Information Aggregation and Manipulation in an Experimental Market – Robin Hanson, Ryan Oprea, David Porter
This study looks at price accuracy in experimental (laboratory) markets, where there are price manipulators. The overall finding is that non-manipulative traders compensate for the bias inherent in the offers from manipulators, by setting a different threshold for trading. The authors acknowledge that the “identification of manipulation in the field is difficult” and empirical evidence is scarce and tenuous. Hence the need for a controlled, laboratory experiment. For background on the experiments, please refer to the original paper.
There were two parts to this experiment. In the Replication Treatment, there were no manipulators present, and in the Manipulation Treatment, one-half of the participants were given an incentive to increase the median price at the close of the market. All participants knew that half of their number had this incentive to manipulate, and they knew the direction that the manipulation would take (upward). Where the non-manipulative traders knew that the manipulative traders would attempt to bid up the price in the market, they lowered their threshold for accepting offers, effectively counteracting the manipulative influence in the market. This makes intuitive sense, but only in the case where the non-manipulative traders know the direction of the manipulation.
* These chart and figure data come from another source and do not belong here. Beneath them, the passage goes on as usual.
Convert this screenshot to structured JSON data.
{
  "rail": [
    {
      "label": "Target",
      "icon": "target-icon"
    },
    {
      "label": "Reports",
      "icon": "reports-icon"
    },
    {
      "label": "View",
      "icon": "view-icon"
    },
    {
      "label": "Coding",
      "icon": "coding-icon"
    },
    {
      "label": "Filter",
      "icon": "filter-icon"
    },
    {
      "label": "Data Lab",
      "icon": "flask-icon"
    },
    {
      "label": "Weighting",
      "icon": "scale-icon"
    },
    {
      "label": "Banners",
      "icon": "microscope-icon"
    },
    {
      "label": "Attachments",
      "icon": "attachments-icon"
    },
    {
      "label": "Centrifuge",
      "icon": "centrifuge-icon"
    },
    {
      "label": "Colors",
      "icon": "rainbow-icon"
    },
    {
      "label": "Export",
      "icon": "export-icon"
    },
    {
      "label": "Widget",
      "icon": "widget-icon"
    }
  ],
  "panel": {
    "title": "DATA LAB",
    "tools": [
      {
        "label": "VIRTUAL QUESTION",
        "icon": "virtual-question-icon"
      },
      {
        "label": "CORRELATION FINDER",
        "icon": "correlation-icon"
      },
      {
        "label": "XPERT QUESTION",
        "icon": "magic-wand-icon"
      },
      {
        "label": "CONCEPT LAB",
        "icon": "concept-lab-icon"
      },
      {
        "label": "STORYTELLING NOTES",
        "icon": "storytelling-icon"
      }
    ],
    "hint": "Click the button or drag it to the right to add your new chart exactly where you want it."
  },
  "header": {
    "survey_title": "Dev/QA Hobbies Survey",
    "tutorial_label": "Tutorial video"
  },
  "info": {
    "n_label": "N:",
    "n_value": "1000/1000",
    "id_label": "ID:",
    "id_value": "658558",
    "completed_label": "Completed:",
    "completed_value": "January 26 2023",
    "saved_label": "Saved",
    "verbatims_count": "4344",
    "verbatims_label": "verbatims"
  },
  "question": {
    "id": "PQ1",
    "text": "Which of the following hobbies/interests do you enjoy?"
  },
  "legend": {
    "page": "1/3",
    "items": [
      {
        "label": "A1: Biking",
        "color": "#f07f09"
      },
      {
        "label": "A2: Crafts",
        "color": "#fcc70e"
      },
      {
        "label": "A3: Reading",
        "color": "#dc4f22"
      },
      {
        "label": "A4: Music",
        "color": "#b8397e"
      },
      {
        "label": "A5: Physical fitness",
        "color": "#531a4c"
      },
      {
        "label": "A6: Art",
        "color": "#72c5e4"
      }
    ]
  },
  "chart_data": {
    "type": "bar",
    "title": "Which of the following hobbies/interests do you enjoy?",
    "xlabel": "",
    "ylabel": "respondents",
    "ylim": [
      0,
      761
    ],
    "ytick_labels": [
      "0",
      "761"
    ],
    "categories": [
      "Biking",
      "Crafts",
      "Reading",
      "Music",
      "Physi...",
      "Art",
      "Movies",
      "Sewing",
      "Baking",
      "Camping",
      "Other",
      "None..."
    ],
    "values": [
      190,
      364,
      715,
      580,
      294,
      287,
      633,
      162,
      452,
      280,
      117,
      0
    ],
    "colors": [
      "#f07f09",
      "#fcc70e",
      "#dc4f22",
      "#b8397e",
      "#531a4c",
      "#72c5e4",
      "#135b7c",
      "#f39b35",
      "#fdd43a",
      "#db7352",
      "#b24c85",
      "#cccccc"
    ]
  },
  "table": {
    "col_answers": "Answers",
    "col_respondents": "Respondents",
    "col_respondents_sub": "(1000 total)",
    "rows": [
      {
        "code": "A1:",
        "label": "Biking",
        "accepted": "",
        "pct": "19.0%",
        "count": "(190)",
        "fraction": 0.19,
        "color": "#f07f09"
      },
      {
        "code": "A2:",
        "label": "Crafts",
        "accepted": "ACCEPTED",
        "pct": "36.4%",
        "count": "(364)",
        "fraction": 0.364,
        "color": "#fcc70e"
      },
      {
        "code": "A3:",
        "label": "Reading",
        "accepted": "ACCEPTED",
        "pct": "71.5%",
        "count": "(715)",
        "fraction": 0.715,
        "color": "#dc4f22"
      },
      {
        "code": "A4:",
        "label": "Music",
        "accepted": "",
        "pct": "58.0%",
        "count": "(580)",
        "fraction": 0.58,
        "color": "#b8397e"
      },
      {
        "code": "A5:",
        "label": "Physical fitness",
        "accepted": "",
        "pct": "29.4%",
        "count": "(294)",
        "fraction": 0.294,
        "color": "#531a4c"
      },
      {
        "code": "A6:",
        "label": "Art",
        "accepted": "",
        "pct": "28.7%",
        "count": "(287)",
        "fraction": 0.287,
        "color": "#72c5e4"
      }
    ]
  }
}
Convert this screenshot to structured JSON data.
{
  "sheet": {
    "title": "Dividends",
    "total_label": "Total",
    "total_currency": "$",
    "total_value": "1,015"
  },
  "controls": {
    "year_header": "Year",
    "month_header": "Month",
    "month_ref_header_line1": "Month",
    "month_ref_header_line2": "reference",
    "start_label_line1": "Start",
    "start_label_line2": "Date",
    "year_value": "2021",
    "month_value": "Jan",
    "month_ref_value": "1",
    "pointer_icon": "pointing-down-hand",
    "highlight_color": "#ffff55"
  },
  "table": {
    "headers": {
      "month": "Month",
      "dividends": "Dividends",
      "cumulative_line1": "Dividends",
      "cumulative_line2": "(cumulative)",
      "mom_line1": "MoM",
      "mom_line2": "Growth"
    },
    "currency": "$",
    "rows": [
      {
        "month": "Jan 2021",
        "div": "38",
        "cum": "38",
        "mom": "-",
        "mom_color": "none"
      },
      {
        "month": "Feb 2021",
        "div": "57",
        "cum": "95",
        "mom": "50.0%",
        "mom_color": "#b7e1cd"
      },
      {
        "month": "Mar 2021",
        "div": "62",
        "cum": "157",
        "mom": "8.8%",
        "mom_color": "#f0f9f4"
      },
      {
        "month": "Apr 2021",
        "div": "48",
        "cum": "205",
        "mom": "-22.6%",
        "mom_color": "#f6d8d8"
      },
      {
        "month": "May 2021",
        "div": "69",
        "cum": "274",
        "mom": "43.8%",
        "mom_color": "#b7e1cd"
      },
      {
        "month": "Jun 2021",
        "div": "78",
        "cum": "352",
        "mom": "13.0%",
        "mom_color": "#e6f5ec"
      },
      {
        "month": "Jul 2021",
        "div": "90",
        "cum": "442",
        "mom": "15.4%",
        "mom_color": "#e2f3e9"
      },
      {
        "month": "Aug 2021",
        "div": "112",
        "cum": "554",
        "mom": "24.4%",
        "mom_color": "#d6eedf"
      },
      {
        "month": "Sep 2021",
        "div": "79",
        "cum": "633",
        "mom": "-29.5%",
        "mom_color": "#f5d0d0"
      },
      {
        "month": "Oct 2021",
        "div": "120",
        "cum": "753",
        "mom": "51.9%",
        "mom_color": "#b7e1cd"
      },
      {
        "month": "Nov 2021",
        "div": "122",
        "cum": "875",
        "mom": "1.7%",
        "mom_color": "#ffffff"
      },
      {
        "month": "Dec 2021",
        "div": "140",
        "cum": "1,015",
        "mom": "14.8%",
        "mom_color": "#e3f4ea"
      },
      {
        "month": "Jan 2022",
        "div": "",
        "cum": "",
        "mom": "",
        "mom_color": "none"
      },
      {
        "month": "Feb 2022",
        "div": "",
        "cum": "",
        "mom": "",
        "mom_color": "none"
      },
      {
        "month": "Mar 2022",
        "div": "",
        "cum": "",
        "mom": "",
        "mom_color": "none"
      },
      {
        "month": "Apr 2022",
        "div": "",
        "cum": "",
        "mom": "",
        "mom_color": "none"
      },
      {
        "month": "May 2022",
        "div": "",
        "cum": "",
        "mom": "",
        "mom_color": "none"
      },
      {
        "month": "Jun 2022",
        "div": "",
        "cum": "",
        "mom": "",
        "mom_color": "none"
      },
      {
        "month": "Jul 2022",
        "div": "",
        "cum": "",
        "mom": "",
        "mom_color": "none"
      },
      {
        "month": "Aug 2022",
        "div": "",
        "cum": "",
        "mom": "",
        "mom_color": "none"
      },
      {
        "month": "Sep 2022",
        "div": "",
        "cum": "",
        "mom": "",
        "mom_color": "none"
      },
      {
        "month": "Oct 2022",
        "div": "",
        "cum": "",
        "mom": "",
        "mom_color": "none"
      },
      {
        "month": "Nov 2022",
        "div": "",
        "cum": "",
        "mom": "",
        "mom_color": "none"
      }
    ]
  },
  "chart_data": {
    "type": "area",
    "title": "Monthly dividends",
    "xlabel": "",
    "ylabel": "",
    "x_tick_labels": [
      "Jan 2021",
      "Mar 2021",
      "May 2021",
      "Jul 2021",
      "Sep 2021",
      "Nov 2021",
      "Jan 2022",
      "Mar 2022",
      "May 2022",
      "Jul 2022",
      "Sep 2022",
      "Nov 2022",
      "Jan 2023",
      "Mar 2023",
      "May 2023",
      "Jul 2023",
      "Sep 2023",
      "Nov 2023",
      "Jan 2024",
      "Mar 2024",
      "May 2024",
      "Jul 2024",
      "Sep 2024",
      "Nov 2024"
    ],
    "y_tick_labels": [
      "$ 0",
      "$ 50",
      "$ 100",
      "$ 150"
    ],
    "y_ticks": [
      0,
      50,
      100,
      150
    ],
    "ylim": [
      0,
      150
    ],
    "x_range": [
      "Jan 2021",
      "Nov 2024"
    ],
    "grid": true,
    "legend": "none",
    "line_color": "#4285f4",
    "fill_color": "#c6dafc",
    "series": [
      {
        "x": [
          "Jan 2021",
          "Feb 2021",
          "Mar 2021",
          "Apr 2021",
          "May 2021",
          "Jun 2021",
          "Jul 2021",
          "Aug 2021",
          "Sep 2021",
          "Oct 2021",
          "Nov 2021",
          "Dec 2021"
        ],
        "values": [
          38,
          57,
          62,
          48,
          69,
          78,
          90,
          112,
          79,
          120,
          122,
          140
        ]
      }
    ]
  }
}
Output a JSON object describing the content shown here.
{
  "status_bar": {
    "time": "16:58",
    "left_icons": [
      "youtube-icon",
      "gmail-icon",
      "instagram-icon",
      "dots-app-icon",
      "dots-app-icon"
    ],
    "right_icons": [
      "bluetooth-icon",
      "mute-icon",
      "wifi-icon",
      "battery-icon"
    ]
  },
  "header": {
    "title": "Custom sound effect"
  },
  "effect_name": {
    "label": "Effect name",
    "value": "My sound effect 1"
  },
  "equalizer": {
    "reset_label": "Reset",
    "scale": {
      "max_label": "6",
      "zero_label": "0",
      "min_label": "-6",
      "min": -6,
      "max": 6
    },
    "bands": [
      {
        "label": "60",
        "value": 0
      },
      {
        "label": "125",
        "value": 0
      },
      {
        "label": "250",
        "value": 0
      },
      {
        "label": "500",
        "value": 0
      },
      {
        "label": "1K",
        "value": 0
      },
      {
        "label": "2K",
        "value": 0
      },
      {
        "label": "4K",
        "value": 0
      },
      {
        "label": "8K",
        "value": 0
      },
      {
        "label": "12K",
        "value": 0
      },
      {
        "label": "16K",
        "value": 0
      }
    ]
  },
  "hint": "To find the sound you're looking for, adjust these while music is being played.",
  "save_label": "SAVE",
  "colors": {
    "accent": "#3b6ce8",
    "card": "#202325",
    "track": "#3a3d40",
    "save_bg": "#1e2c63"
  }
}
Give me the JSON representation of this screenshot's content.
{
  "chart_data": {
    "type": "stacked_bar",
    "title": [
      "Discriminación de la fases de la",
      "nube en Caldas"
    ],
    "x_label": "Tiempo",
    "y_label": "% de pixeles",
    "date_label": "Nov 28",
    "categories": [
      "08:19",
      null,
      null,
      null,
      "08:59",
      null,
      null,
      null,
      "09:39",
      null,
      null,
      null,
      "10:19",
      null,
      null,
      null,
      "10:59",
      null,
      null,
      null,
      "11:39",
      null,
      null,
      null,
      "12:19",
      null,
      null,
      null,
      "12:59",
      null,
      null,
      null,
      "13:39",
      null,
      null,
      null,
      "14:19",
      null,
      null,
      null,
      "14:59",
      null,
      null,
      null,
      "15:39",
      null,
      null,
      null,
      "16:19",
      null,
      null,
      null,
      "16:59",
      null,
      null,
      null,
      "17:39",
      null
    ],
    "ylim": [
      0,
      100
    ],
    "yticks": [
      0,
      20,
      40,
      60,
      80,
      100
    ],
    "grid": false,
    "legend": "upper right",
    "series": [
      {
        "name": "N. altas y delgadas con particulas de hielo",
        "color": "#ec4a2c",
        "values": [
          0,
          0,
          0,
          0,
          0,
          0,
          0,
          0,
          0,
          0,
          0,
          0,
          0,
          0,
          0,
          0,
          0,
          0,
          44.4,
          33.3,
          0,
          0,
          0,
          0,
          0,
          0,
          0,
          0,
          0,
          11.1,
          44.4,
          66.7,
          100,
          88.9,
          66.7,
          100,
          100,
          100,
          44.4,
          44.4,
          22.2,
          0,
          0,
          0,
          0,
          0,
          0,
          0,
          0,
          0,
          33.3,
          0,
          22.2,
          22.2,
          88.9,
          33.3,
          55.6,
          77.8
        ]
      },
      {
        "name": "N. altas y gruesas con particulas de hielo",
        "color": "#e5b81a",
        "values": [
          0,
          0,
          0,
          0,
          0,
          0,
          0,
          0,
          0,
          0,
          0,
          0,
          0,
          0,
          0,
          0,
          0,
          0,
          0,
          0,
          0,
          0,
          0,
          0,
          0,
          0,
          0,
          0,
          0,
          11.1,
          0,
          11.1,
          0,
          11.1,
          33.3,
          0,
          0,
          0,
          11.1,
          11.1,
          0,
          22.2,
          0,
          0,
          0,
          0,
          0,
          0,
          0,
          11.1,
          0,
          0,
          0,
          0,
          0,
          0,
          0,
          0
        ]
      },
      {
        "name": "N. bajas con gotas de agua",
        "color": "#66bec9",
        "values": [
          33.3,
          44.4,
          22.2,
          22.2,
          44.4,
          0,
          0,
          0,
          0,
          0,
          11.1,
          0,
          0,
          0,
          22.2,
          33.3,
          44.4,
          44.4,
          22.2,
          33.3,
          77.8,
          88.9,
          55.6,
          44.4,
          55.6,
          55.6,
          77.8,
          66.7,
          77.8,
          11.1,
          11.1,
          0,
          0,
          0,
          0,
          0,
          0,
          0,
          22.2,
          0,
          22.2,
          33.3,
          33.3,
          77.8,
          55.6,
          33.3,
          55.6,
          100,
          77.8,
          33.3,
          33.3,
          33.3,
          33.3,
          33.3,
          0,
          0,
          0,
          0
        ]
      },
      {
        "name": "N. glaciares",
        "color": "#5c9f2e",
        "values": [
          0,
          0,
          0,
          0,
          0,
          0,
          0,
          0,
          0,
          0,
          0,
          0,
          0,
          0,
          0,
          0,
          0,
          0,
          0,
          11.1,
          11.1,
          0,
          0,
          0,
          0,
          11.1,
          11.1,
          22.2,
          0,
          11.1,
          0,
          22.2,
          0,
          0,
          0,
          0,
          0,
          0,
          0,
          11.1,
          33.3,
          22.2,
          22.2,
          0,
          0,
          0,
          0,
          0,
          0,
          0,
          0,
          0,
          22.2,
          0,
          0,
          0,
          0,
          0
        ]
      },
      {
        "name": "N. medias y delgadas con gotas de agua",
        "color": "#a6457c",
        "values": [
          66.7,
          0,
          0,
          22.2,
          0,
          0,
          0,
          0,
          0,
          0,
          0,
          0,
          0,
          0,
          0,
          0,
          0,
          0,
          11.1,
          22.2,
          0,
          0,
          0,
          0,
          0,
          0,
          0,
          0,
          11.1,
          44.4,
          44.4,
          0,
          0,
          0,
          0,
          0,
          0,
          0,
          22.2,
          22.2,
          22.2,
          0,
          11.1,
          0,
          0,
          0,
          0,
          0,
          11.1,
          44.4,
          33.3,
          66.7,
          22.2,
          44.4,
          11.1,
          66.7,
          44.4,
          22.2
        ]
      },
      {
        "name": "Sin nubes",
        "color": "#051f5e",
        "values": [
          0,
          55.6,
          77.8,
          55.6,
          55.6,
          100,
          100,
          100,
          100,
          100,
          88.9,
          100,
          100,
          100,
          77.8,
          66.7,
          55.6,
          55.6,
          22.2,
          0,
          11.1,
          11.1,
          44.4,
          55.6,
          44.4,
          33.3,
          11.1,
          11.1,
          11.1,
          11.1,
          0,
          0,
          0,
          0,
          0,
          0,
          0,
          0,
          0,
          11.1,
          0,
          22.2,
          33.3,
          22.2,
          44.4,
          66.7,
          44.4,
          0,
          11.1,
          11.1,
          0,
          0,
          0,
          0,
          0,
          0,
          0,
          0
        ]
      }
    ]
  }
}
In my previous post, I indicated that it would be necessary for the non-manipulative (“informed”) traders to know which direction the manipulators would try to move the market. Robin Hanson commented that this is not necessary. I think he is wrong, now, but he was right when this paper was written! I think the authors are saying that it is required. In fact, in the paper, they go a step further and allow all participants to know the strength of the incentive to manipulate. We should keep in mind that, while this experiment demonstrates the concept of market manipulation and whether it can have a persistent effect on market prices, it is a pretty simple, controlled example. The real question is whether it can be generalized to more complex, real-world situations.